En 1949, René Guy Cadou compila les meilleurs extraits des lettres que Max Jacob lui avait adressées entre 1937 et 1944. Seghers publia l'ensemble en 1956 sous le titre Esthétique de Max Jacob. En 2001, les éditions Joca Seria (Nantes) proposent une nouvelle édition (postface d'Olivier Brossard), sous le titre Esthétique. Lettres à René Guy Cadou. C'est ce dernier volume que j'ai lu entre Nantes et Bordeaux.
Je pourrais relever les jugements esthétiques et globaux que le poète assène avec grâce et sarcasme quelques fois sur les poètes d'autrefois, de jadis et de son temps. Ce serait fastidieux. Juste ce passage :
J'ai eu une révélation, j'ai connu Alice au pays des merveilles. On m'avait dit : « C'est la bibliothèque rose des petits Américains ! ». « Dans toutes les familles à côté de la Bible, etc. ». Oh ! mais c'est bien mieux que ça ! bien mieux et même très bien. Ça a tout l'air du chef-d'œuvre et surtout l'universalité. Il y a là-dedans une caricature de la classe à l'école. (p.82)
Je préfère évoquer l'impression poétologique que me laisse la lecture de l'ouvrage : au cœur du langage, il y a l'humain de l'homme.
Quelques extraits :
p.28 : La force du folklore est dans la surprise que la candeur nous occasionne aujourd'hui et d'autre part dans le fait du style humain qui l'a porté au travers des siècles (car cela seul qui est humain dure).
p.35 : Ne pas oublier d'être humain (c'est-à-dire le contraire de réaliste) humain c'est-à-dire tous les sentiments complets alors que le réalisme c'est l'absence de sentiments, mais surtout la sensiblerie courante et l'impersonnalité bébête de tous les jours.
p.37sq. : La poésie de Reverdy est un témoignage qu'on peut être à la fois un homme et un poète. Il y a l'Homme-poète, c'est même à cela qu'il faut tendre ; il faut humaniser la poésie, et poétiser l'homme en soi... [...] Et cet homme-là [l'Homme-Poète] a les qualités de l'homme : sentiment, sensibilité, intelligence, énergie. Et il a plus : invention, imagination...
A la lumière d'aujourd'hui, il est facile de constater la détérioration du langage produite par les experts en communication (politique, commerciale, peu importe) dans le courant du siècle dernier et jusqu'à aujourd'hui. Comme dit le postfacier, évoquant la question foncière de l'ouvrage, "il ne s'agit pas tant de savoir ce qu'est le beau que de savoir comment la poésie peut nous permettre de regagner confiance dans le langage". Pointer cette question-là est nécessaire, car "l'indifférence des hommes au langage, notre abandon des mots, notre ingratitude peut-être, sont la porte ouverte à tous les dangers" (p.93-94).

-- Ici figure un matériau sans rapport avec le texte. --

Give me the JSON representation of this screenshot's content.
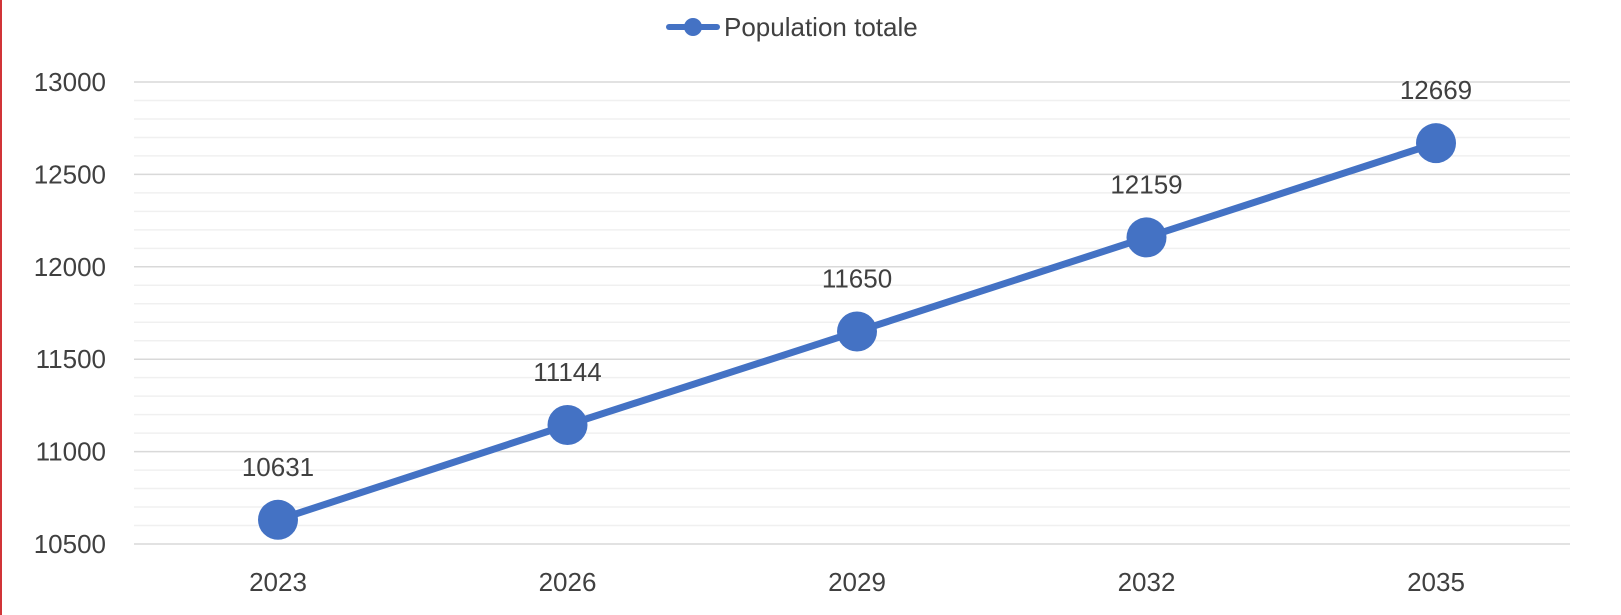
{
  "chart_data": {
    "type": "line",
    "title": "",
    "xlabel": "",
    "ylabel": "",
    "categories": [
      "2023",
      "2026",
      "2029",
      "2032",
      "2035"
    ],
    "series": [
      {
        "name": "Population totale",
        "values": [
          10631,
          11144,
          11650,
          12159,
          12669
        ],
        "color": "#4472c4",
        "data_labels": [
          "10631",
          "11144",
          "11650",
          "12159",
          "12669"
        ]
      }
    ],
    "ylim": [
      10500,
      13000
    ],
    "yticks": [
      "10500",
      "11000",
      "11500",
      "12000",
      "12500",
      "13000"
    ],
    "y_major_step": 500,
    "y_minor_step": 100,
    "grid": true,
    "legend_position": "top",
    "colors": {
      "series": "#4472c4",
      "major_grid": "#d9d9d9",
      "minor_grid": "#f0f0f0",
      "text": "#404040",
      "frame_accent": "#d13438"
    }
  }
}
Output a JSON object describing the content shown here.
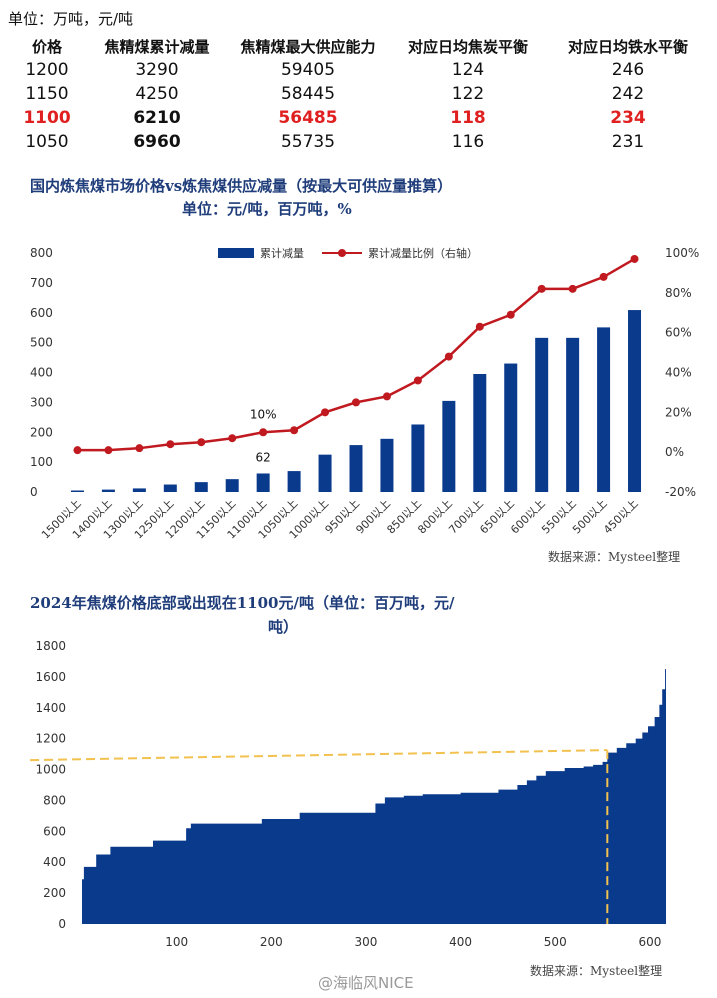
{
  "table": {
    "unit": "单位：万吨，元/吨",
    "headers": [
      "价格",
      "焦精煤累计减量",
      "焦精煤最大供应能力",
      "对应日均焦炭平衡",
      "对应日均铁水平衡"
    ],
    "rows": [
      [
        "1200",
        "3290",
        "59405",
        "124",
        "246"
      ],
      [
        "1150",
        "4250",
        "58445",
        "122",
        "242"
      ],
      [
        "1100",
        "6210",
        "56485",
        "118",
        "234"
      ],
      [
        "1050",
        "6960",
        "55735",
        "116",
        "231"
      ]
    ],
    "highlight_row": 2
  },
  "chart_data": [
    {
      "type": "bar",
      "title": "国内炼焦煤市场价格vs炼焦煤供应减量（按最大可供应量推算）",
      "subtitle": "单位：元/吨，百万吨，%",
      "categories": [
        "1500以上",
        "1400以上",
        "1300以上",
        "1250以上",
        "1200以上",
        "1150以上",
        "1100以上",
        "1050以上",
        "1000以上",
        "950以上",
        "900以上",
        "850以上",
        "800以上",
        "700以上",
        "650以上",
        "600以上",
        "550以上",
        "500以上",
        "450以上"
      ],
      "series": [
        {
          "name": "累计减量",
          "type": "bar",
          "axis": "left",
          "color": "#0a3a8c",
          "values": [
            5,
            8,
            12,
            25,
            33,
            43,
            62,
            70,
            125,
            157,
            178,
            226,
            305,
            395,
            430,
            516,
            516,
            551,
            609
          ]
        },
        {
          "name": "累计减量比例（右轴）",
          "type": "line",
          "axis": "right",
          "color": "#c0191f",
          "values": [
            1,
            1,
            2,
            4,
            5,
            7,
            10,
            11,
            20,
            25,
            28,
            36,
            48,
            63,
            69,
            82,
            82,
            88,
            97
          ]
        }
      ],
      "ylim_left": [
        0,
        800
      ],
      "yticks_left": [
        "0",
        "100",
        "200",
        "300",
        "400",
        "500",
        "600",
        "700",
        "800"
      ],
      "ylim_right": [
        -20,
        100
      ],
      "yticks_right": [
        "-20%",
        "0%",
        "20%",
        "40%",
        "60%",
        "80%",
        "100%"
      ],
      "annotations": [
        {
          "text": "10%",
          "index": 6,
          "series": 1
        },
        {
          "text": "62",
          "index": 6,
          "series": 0
        }
      ],
      "legend": "top-center",
      "grid": false,
      "source": "数据来源：Mysteel整理"
    },
    {
      "type": "area",
      "title": "2024年焦煤价格底部或出现在1100元/吨（单位：百万吨，元/",
      "title_line2": "吨）",
      "x_max": 617,
      "xticks": [
        "100",
        "200",
        "300",
        "400",
        "500",
        "600"
      ],
      "ylim": [
        0,
        1800
      ],
      "yticks": [
        "0",
        "200",
        "400",
        "600",
        "800",
        "1000",
        "1200",
        "1400",
        "1600",
        "1800"
      ],
      "steps": [
        [
          0,
          290
        ],
        [
          2,
          370
        ],
        [
          15,
          450
        ],
        [
          30,
          500
        ],
        [
          75,
          540
        ],
        [
          110,
          620
        ],
        [
          115,
          650
        ],
        [
          190,
          680
        ],
        [
          230,
          720
        ],
        [
          310,
          780
        ],
        [
          320,
          820
        ],
        [
          340,
          830
        ],
        [
          360,
          840
        ],
        [
          400,
          850
        ],
        [
          440,
          870
        ],
        [
          460,
          900
        ],
        [
          470,
          930
        ],
        [
          480,
          960
        ],
        [
          490,
          990
        ],
        [
          510,
          1010
        ],
        [
          530,
          1020
        ],
        [
          540,
          1030
        ],
        [
          550,
          1050
        ],
        [
          555,
          1110
        ],
        [
          565,
          1140
        ],
        [
          575,
          1170
        ],
        [
          585,
          1200
        ],
        [
          592,
          1240
        ],
        [
          598,
          1280
        ],
        [
          605,
          1340
        ],
        [
          610,
          1420
        ],
        [
          613,
          1520
        ],
        [
          616,
          1650
        ],
        [
          617,
          1700
        ]
      ],
      "reference_y": 1100,
      "reference_x": 555,
      "color": "#0a3a8c",
      "reference_color": "#f2c14e",
      "source": "数据来源：Mysteel整理"
    }
  ],
  "watermark": "@海临风NICE"
}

Je n'insiste pas, cher et assidu lecteur. Tu reconnais là mon obsession maladive du parler juste et ma haine viscérale des deux grandes rhétoriques de notre temps : la rhétorique politique et la rhétorique mercatique. Aux propos de Max Jacob et d'Olivier Brossard, je me donc permettrai d'ajouter l'idée que le documentaliste peut (doit) être la sentinelle langagière, vigile politique, vigie du grand bateau de la démocratie, alertant sur les manipulations rhétoriques qui soufflent dans l'air du temps et autorisent que les gens, les gens "d'en bas", se choisissent un "d'en haut" qui les malmène... Nous quittons ainsi, il est vrai, les rives de la poésie et de l'esthétique en général, mais nous sommes bien toujours au cœur du langage, c'est-à-dire de l'humain de l'homme.